Die beste Stabilität im proximalen Fragment wird erreicht, wenn sich die Nagelspitzen am Ende der Operation in beiden Ebenen triangulär aufspannen

Abb. 16
figure 16

Um die Stabilität zu verbessern und Weichteilirritationen zu minimieren, können am Ende der Operation noch Endcaps eingebracht werden. Hierzu werden die Nägel gekürzt und die Endcaps anschließend in üblicher Weise über das Nagelende in die metaphysäre Kortikalis geschraubt. Dies ist insbesondere empfehlenswert, wenn nur 2 Nägel verwendet werden

Postoperative Behandlung

  • Radiologische Kontrolle (Becken a.-p. und Hüfte axial) postoperativ sowie nach 4 bis 5 Wochen und nach 10 bis 12 Wochen

  • Mobilisation mit Sohlenbelastung (5 kg) für 4 bis 5 Wochen möglich, sofern das Kind in diesem Alter dazu fähig ist, ansonsten mit einem Transfer Bett-Rollstuhl

  • Bei korrekter radiologischer Kontrolle nach 4 bis 5 Wochen schmerzadaptierter Übergang zur Vollbelastung

  • Kindergarten/Schulunfähigkeit für ca. 2 Wochen je nach Regeln des jeweiligen Schulbetriebes

  • Sportunfähigkeit für 3 Monate (keine Kontaktsportarten während 6 Monaten)

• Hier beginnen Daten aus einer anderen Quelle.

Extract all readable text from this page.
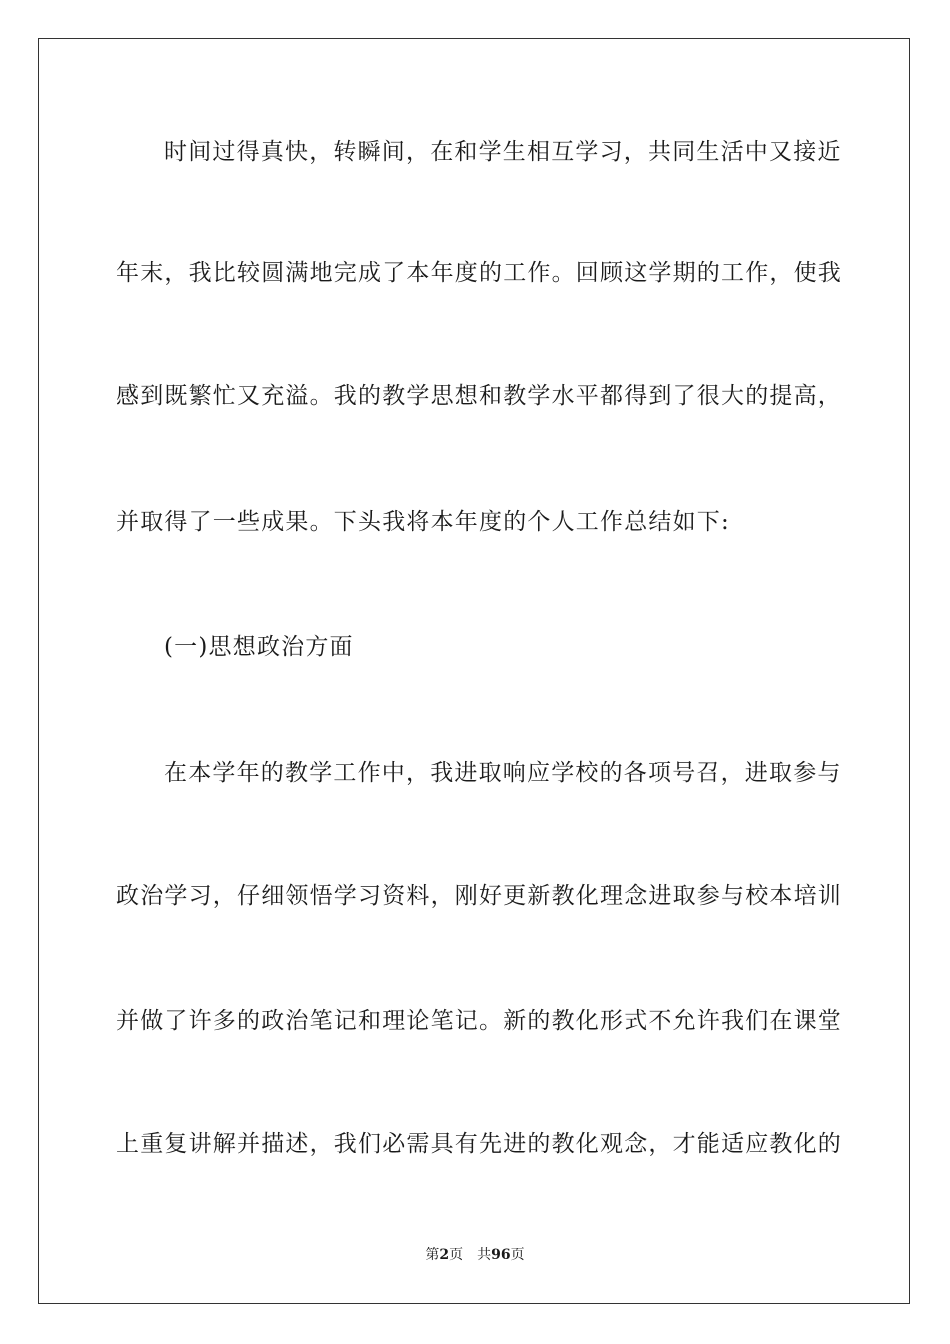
时间过得真快，转瞬间，在和学生相互学习，共同生活中又接近
年末，我比较圆满地完成了本年度的工作。回顾这学期的工作，使我
感到既繁忙又充溢。我的教学思想和教学水平都得到了很大的提高，
并取得了一些成果。下头我将本年度的个人工作总结如下:
(一)思想政治方面
在本学年的教学工作中，我进取响应学校的各项号召，进取参与
政治学习，仔细领悟学习资料，刚好更新教化理念进取参与校本培训
并做了许多的政治笔记和理论笔记。新的教化形式不允许我们在课堂
上重复讲解并描述，我们必需具有先进的教化观念，才能适应教化的
第2页 共96页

  • Nagelentfernung nach vollständiger Konsolidation der Fraktur, in der Regel nach 5 bis 6 Monaten

Fehler, Gefahren, Komplikationen und ihre Behandlung

  • Kortikalisperforation am Kalkar oder Trochanter: Neuorientieren der Nagelspitzen

  • Geschlossene Reposition nicht möglich: offene Reposition über kleinen lateralen Zugang zum proximalen Femur

  • Übungsstabile 3‑Punkte-Abstützung wird nicht erreicht: Verbesserung der Stabilität durch Endcaps oder Anlage eines Becken-Bein-Gipses

  • Reizung durch Nagelenden mit Pseudobursa: Kürzen der Nägel oder frühzeitige Nagelentfernung anstreben

  • Sekundäre Dislokation (in der Regel in den Varus): Reosteosynthese, ggf. mit Verfahrenswechsel (pädiatrische Hüftplatte)

Ergebnisse

Wie bereits eingangs erwähnt, handelt es sich um sehr seltene Frakturen, insbesondere in der beschriebenen Altersklasse < 6 bis 8 Jahre. Die hier beschriebene Technik bietet eine weitere, wenig invasive Möglichkeit der Versorgung dieser Frakturen bei kleineren Kindern durch den in der Technik der ESIN erfahrenen Operateur. Eine statistisch korrekte, systematische Zusammenfassung der Ergebnisse ist jedoch aufgrund der naturgemäß geringen Fallzahl nicht möglich.